Tuesday, May 1, 2012


Boundaries: Who Shall Prescribe, Order Procedures, Perform Procedures, Provide Prevention, Promote Wellness,  and  Care for the Sick?
The Great Spirit knows no boundaries, nor will his red children acknowledge any.
Tecumseh(1768-1813), American Indian Chief, message to Joseph Brennan message to President James Madison (1810)
The boundaries between health care and medicine are more and more  vague and shadowy.
Anonymous
Through my broad experience as a nurse, physician, and medical administrator, it has become clear that the most influential factors in the health of my patients are not primarily addressed within the walls of the health delivery system.
Bonnie Zell, MD, Principal, Zell Community Health Studies, San Francisco, “For Health Reform Success, Context Matters,”  Prescription for Excellence, Spring, 2012

May 1, 2012 -  It’s May Day – a traditional holiday in many countries , a holiday  for International Workers,  and the name for a distress signal among radio and IT communicators.
For me, it’s a day to discuss the distressing situation of  boundaries  between health and disease and those who control and patrol those boundaries.  

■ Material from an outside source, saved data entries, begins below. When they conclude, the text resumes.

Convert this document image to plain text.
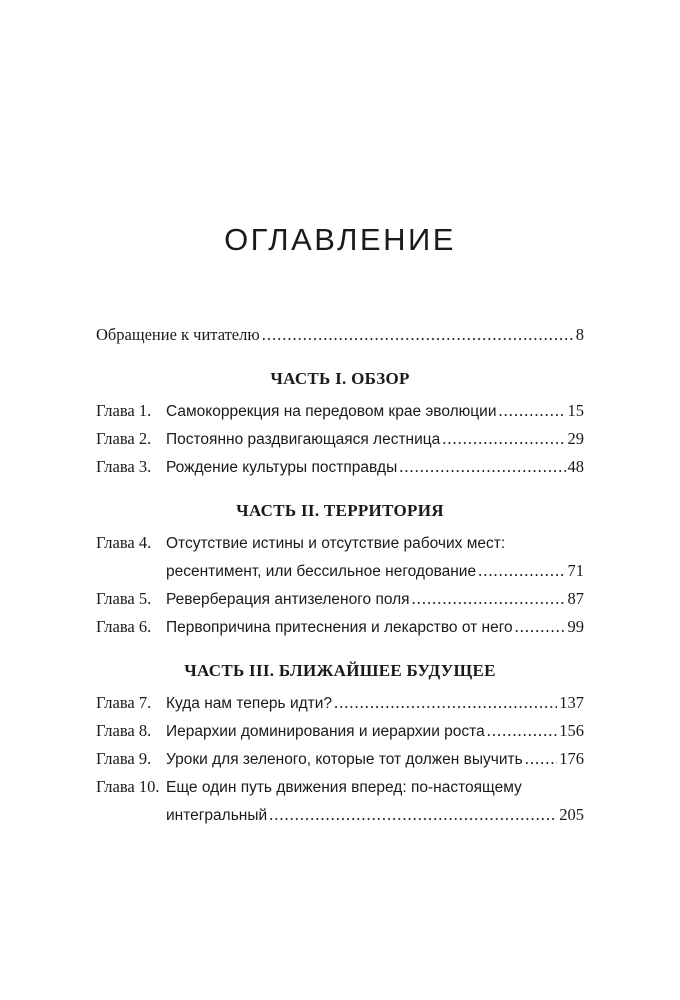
ОГЛАВЛЕНИЕ
Обращение к читателю .....	8
ЧАСТЬ I. ОБЗОР
Глава 1. Самокоррекция на передовом крае эволюции .....	15
Глава 2. Постоянно раздвигающаяся лестница .....	29
Глава 3. Рождение культуры постправды .....	48
ЧАСТЬ II. ТЕРРИТОРИЯ
Глава 4. Отсутствие истины и отсутствие рабочих мест:
ресентимент, или бессильное негодование .....	71
Глава 5. Реверберация антизеленого поля .....	87
Глава 6. Первопричина притеснения и лекарство от него .....	99
ЧАСТЬ III. БЛИЖАЙШЕЕ БУДУЩЕЕ
Глава 7. Куда нам теперь идти? .....	137
Глава 8. Иерархии доминирования и иерархии роста .....	156
Глава 9. Уроки для зеленого, которые тот должен выучить ..... 176
Глава 10. Еще один путь движения вперед: по-настоящему
интегральный .....	205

Boundaries of Health and Disease
As anybody with any sense of context knows,  the boundaries are vague and shadowy.   What and who determines the boundaries between health and disease, between premature death and a long and healthy life, free of disease until near the end? 

Five Factors
What follows  are five  factors that determine  who shall live and who shall die and when and how (M. McGinnis, P. Williams-Russo, JR Knickman. “The Case for More Active Policy Attention to Health Promotion,” Health Affairs,  Volume 21, Number 2, pages 78-93, 2002). 
--Behavior patterns  40%

-    --Genetic predisposition  30%

·         --Social circumstances  15%

·         --  Medical care  10%

·       --  Environmental exposure  5%

 Overlap

These factors overlap.  Most are outside the jurisdiction and control of physicians.   Most occur outside hospital and physician office settings.  
By rewarding a grant of $1 million to Health Leaders, Inc., a Boston-based health organization, the Physicians Foundation, a non-profit representing 17 state and country medical societies,  has begun  to cross the boundaries of care.  Health Leaders has created “health desks,” in  medical clinics and hospitals, manned by college volunteers,  most of whom are seeking health care careers,  that allows physicians to “prescribe” access to essential social services like access to food stamps, at home medical advice, job training, medical transportation, and housing.   
But beyond this type of activity and being part of organizations providing  nursing and other professional services to patients in their homes and at work, there is little physicians can do to alter behavioral patterns, genetic predispositions, social circumstances, and environmental hazards.

Scope of Practice
This bring to scope of practice issues. Historically, physicians have had a dominant role in prescribing drugs, ordering procedures, performing procedures, and otherwise caring for the sick.  However, with looming physician shortages,  expanding  care to millions more Medicare and Medicaid recipients,  more intensive training of other health professionals, and health reform with more government programs to promote population health , doctor dominance is receding and boundaries of who shall care for the sick are shifting. 
Scope of practice is a terminology used by national and regional licensing boards for various professions to define procedures, actions, and process permitted for a licensed individual.   The scope of practice is limited to what the law allows for specific education and experience and specific demonstrated competence.   Each specific jurisdiction has laws,  licensing bodies, and regulations to design requirements and training and define scope of practice.
In the present state of flux in  health reform – with concern over escalating costs,  exploding use of health information technologies,  massive government intervention into practices, more public use of alternative care practitioners,  and  fear of widespread physician shortages,  scope of practice issues have surfaced and raised fundamental questions. 

Questions of Scope of Practice
  
Should pharmacists, naturopaths,   nurse practitioners,   physician assistants,  psychologists,  optometrists, and other medical paraprofessionals be allowed to prescribe and perform procedures?   Should chiropractors have the right to order imaging procedures? And if so, how much and under what circumstances? 
These are not easy issues to resolve.   The issues often depend on the lobbying and financial clout of those professions seeking to expand their scope of practice. 
Tweet:  As physician shortages grow and pressures mount to reform, expand, and improve health care, other health professionals are expanding their scope of practice.